MAA Calculus Study: A New Initiative

With the publication of Insights and Recommendations from the MAA National Study of College Calculus, we are wrapping up the original MAA calculus study, Characteristics of Successful Programs in College Calculus (CSPCC, NSF #0910240). This past January, MAA began a new large-scale program, Progress through Calculus (PtC, NSF #1430540), that is designed to build on the lessons of CSPCC. I am continuing as PI of the new project. Co-PIs Chris Rasmussen at San Diego State, Sean Larsen at Portland State, Jess Ellis at Colorado State, and senior researcher Estrella Johnson at Virginia Tech are leading local teams of post-docs, graduate students, and undergraduates who will be working on this effort.

CSPCC sought to identify what made certain calculus programs more successful than others but was limited in its measures of success to what could be learned about changes in student attitudes between the start and end of Calculus I and to what could be observed from a single three-day visit to a select group of 20 colleges and universities. PtC is extending its purview to the entire sequence of precalculus through single variable calculus, and it will take broader measures of success, including performance on a standardized assessment instrument, persistence into subsequent mathematics courses, and performance in subsequent courses. It also is shifting emphasis from description of the attributes of successful programs to analysis of the process of change: What obstacles do departments encounter as they attempt to improve the success of their students? What accounts for the difference between departments that are successful in institutionalizing improvements and those that are not?
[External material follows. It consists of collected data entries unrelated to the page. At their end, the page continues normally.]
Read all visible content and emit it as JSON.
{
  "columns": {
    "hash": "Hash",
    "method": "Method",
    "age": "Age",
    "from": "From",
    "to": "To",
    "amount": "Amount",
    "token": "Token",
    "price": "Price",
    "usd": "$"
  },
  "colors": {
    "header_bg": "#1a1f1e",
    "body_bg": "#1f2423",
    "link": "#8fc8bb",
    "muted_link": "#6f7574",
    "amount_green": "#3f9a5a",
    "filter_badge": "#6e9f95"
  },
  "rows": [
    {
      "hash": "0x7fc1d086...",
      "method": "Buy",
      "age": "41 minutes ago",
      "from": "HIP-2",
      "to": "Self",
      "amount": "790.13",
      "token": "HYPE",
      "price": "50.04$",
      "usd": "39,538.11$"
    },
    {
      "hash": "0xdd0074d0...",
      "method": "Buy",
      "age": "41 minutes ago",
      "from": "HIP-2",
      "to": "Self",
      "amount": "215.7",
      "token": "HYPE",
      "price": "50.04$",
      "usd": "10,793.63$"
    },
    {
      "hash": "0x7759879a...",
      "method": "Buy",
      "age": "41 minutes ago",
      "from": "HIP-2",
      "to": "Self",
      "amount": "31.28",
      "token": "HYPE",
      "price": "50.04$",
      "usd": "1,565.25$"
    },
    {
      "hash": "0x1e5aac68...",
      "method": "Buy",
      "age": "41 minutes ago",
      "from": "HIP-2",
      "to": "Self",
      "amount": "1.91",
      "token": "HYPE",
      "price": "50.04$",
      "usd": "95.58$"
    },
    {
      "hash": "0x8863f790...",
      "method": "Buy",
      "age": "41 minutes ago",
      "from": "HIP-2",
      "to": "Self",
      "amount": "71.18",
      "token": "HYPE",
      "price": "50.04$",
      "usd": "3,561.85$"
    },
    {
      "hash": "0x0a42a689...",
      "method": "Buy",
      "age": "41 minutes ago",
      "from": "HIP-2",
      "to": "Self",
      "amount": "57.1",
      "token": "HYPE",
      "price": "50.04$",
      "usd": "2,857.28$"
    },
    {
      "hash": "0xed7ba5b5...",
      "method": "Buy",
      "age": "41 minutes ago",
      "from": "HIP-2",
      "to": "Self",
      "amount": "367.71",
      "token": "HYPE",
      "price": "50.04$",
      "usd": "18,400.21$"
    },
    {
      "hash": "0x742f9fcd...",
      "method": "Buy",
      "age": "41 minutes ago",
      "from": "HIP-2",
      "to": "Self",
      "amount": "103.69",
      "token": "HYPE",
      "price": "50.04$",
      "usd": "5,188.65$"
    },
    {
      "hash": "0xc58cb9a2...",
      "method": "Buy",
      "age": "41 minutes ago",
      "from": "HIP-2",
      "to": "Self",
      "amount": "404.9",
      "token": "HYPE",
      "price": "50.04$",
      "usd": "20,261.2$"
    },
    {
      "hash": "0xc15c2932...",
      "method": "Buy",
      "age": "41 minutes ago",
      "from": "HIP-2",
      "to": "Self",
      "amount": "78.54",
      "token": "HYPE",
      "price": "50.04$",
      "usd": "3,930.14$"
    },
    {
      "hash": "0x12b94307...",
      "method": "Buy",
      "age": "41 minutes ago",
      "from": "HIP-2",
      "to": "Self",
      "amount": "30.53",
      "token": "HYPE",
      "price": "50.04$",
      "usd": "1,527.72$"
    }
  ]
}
We began this past spring with a survey of all mathematics departments offering a graduate degree in Mathematics, either MA/MS or PhD. This is a manageable number of institutions: 178 PhD and 152 Masters universities. These are the places that most often struggle with large classes and with the trade-off between teaching and research. We had an excellent participation rate: 75% of PhD and 59% of Masters universities filled out the survey.

Data from this survey will appear in future papers and articles, but for this column I want to focus on the most important information we learned: what these departments see as critical to offering successful classes and how that compares to how well they consider themselves to be doing on these measures.

CSPCC identified eight practices of successful programs. These are listed here in the order implied by the number of doctoral departments in the PtC survey that identified each as “very important to a successful precalculus/calculus sequence.”

  1. Student placement into the appropriate initial course 
  2. GTA teaching preparation and development 
  3. Student support programs (e.g. tutoring center) 
  4. Uniform course components (e.g. textbook, schedule, homework) 
  5. Courses that challenge students 
  6. Active learning strategies 
  7. Monitoring of the precalculus/calculus sequence through the collection of local data 
  8. Regular instructor meetings about course delivery.

The graphs in Figures 1 and 2 show the percentage of respondents who identified each as “very important” (as opposed to “somewhat important” or “not important”), as well as the percentage of respondents who considered themselves to be “very successful” with each (opposed to “somewhat successful” or “not successful”).

Figure 1. PhD universities. What they consider to be important versus how successful they consider themselves to be.

Figure 2. Masters universities. What they consider to be important versus how successful they consider themselves to be.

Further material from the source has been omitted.